4. Empirical Performance and Ablation Analyses
Real-Robot Results
StereoVLA demonstrated substantial performance improvements over baselines on more than 450 real-robot trials across general pick-and-place and geometric alignment tasks:
| Task | StereoVLA | Baselines |
|---|---|---|
| Bar @ 0°/45°/90° | ~100%/95%/100% | 60–80% |
| Small objects (1–2 cm) | ~30% (1 try) | 0% |
| Overall gain | +33% abs. | — |
This suggests the stereo-geometric approach directly addresses the spatial ambiguities found in monocular and depth-augmented VLA systems.
Ablations
- Feature Source: Filtered cost volume with semantic fusion increased simulated success from 51% to 77% (compared to 27% for , raw, without semantics). Adding semantics consistently yielded ~+26%.
- Fusion Method: Channel concatenation outperformed sequence concatenation (+3%, half compute).
- IRDE Sampling: Interaction-region depth sampling achieved 77% success versus 64% for uniform and 58% for no depth auxiliary.
Qualitative Insights
StereoVLA more reliably aligns the gripper with challenging object geometries (e.g., bar orientation) and attends to precise 2D locations necessary for manipulating small and medium objects.
5. Robustness to Camera Pose Variation
StereoVLA was evaluated under camera-pose perturbations using datasets with small, medium, and large spherical-shell-based pose changes.
| Model Type | Small Pose | Medium Pose | Large Pose |
|---|---|---|---|
| SpatialVLA-D (1-view) | 24.6% | 13.7% | 6.8% |
| Front+wrist π₀.₅ | 64.3% | 56.5% | 51.6% |
| Front+wrist GraspVLA | 71.3% | 63.4% | 54.8% |
| Front+side GraspVLA | 82.5% | 55.7% | 24.1% |
| StereoVLA | 79.3% | 71.9% | 61.3% |
StereoVLA exhibited the highest robustness under medium and large extrinsic perturbations. The results indicate that stereo-derived parallax cues are resilient to camera/object pose variation, whereas multi-view approaches degrade as cross-view geometry degrades.

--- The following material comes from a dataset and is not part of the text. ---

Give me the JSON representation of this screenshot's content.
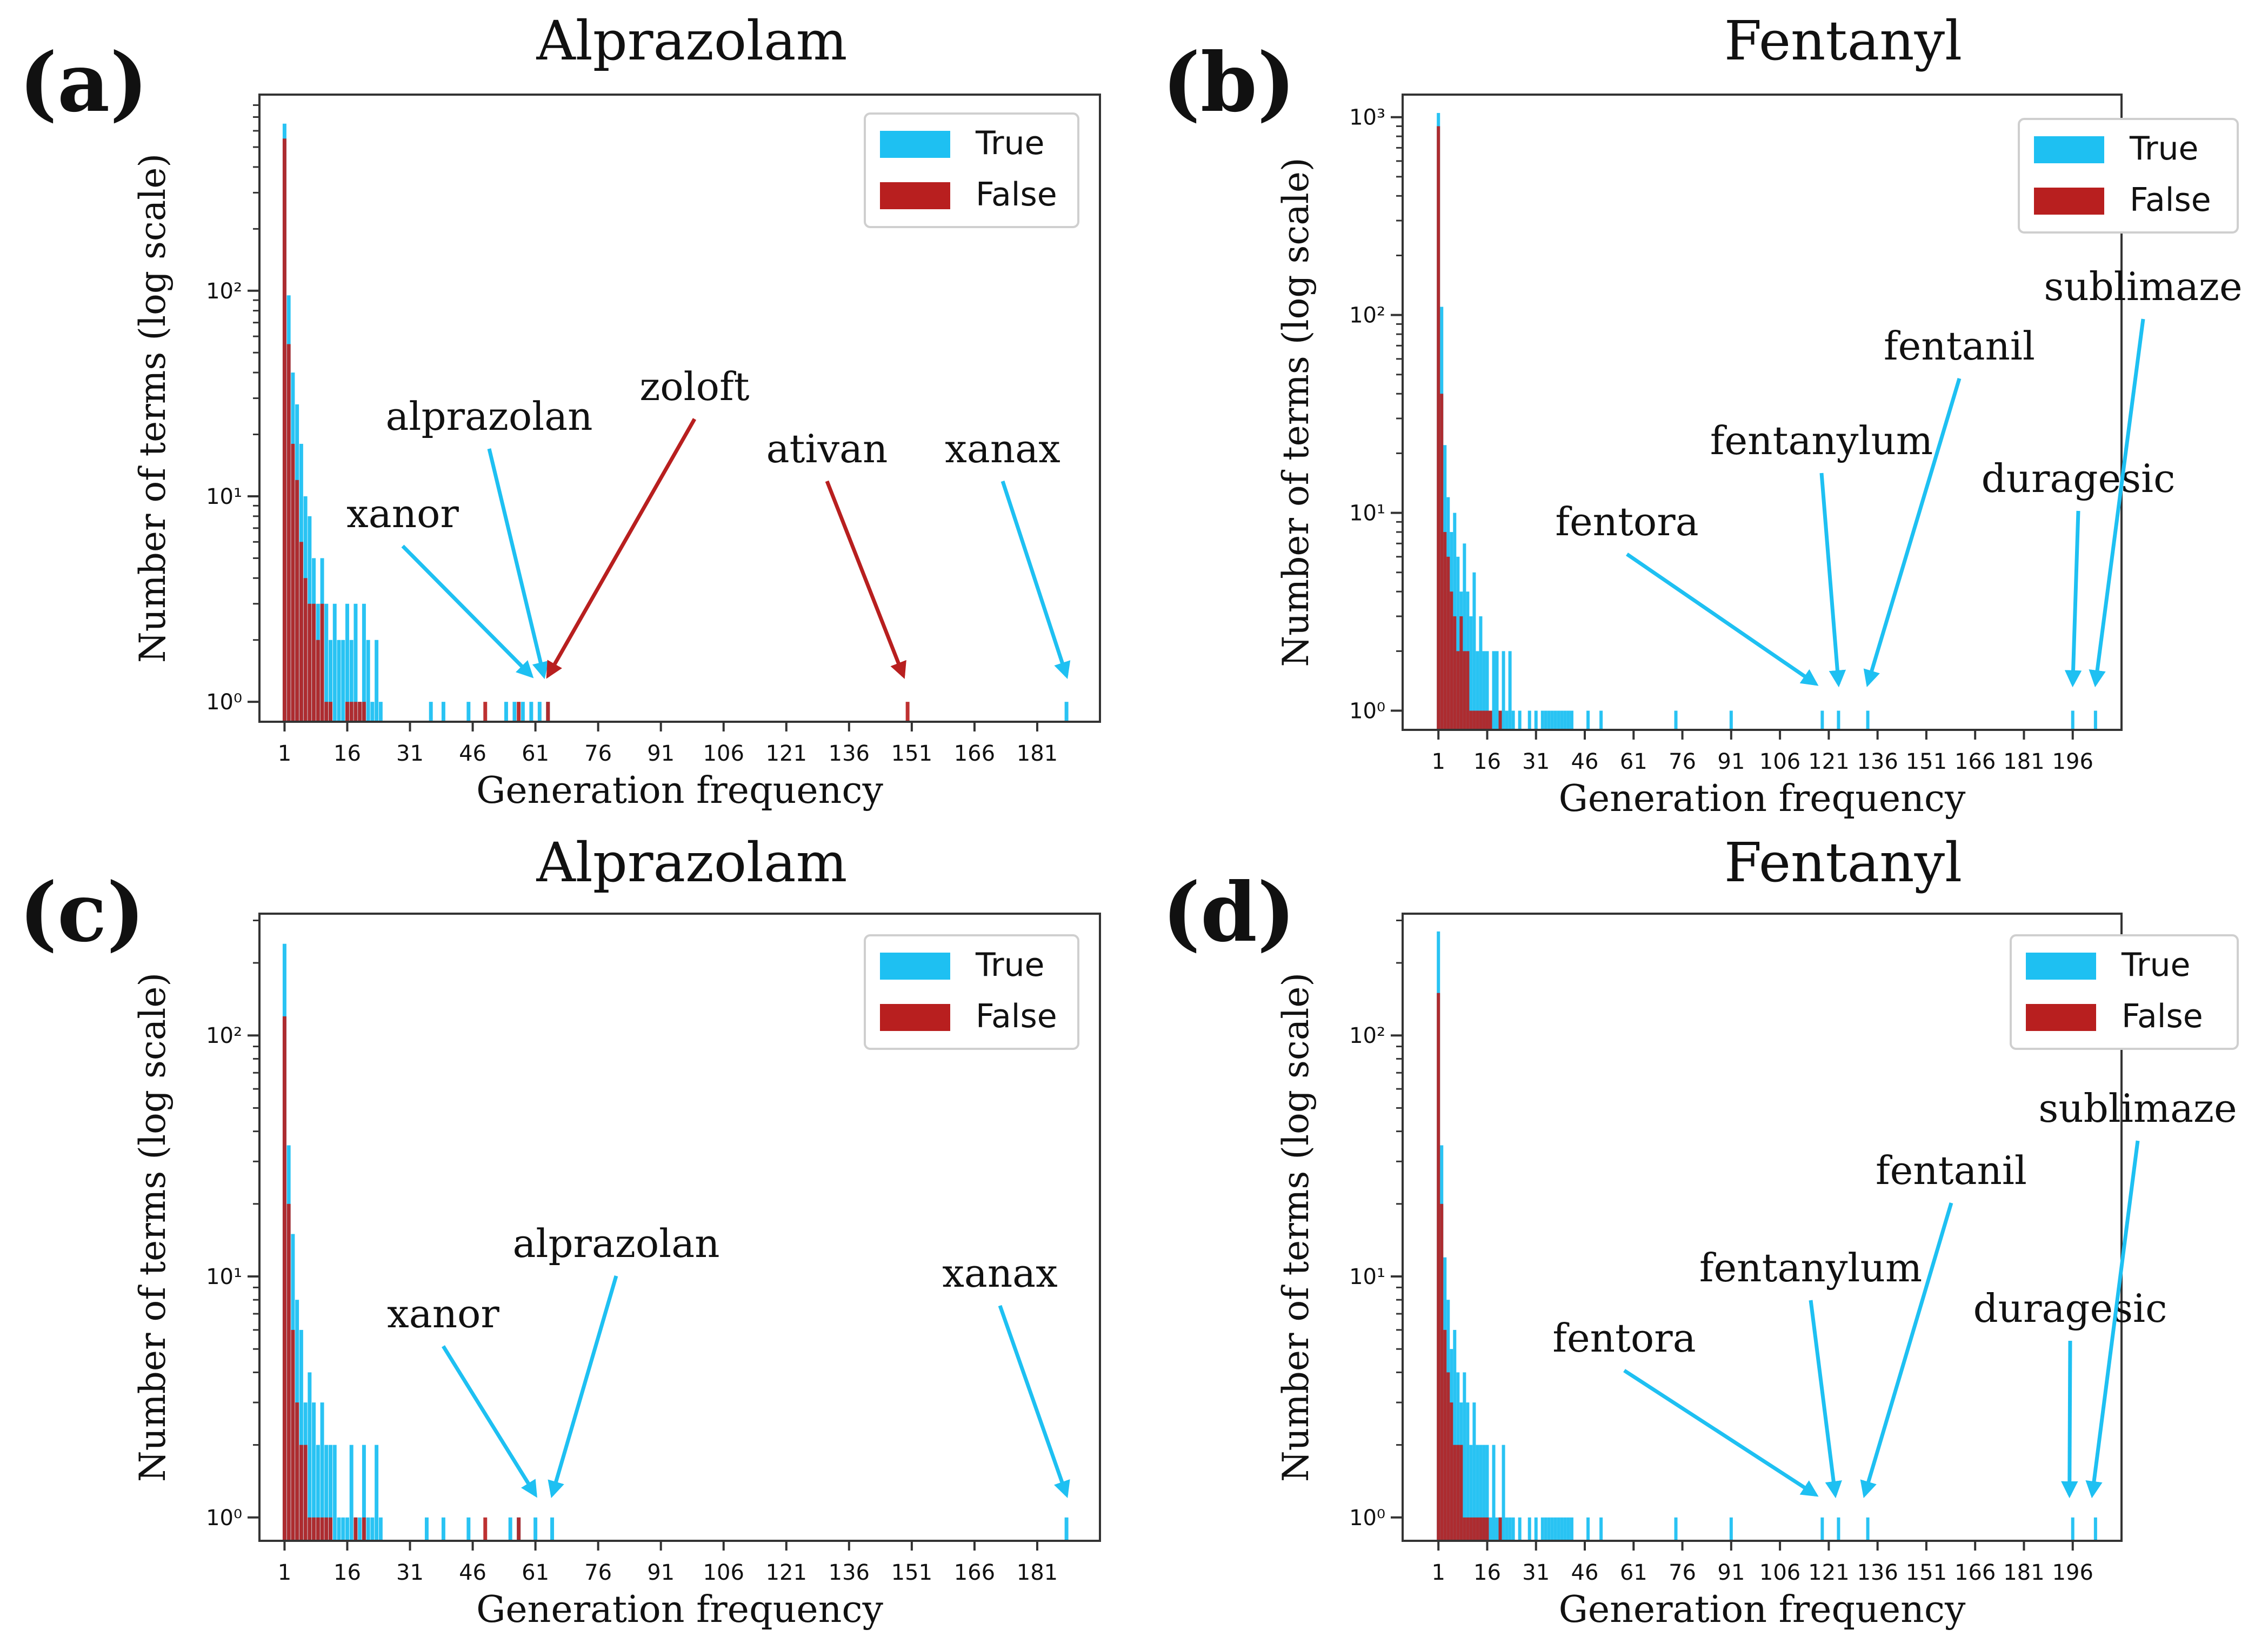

A plausible implication is that stereo fusion provides a consistent geometric reference irrespective of modest to large baseline shifts, maintaining action reliability.
6. Theoretical and Practical Implications
Binocular disparity, as implemented in StereoVLA, delivers dense spatial gradients crucial for resolving depth ambiguities, especially in cluttered or visually complex environments. Integration with strong semantic priors (semantic-rich foundation models) allows precise alignment between geometric cues and language referents. The IRDE auxiliary further focuses supervised attention on task-relevant regions, improving the convergence rate and robustness of spatial reasoning.
Overall, StereoVLA demonstrates that mature stereo representations, when coupled with vision-language modeling and auxiliary region-focused depth supervision, yield state-of-the-art manipulation accuracy and reliability for generalist robotic systems, particularly under real-world sensor and pose variations (Deng et al., 26 Dec 2025).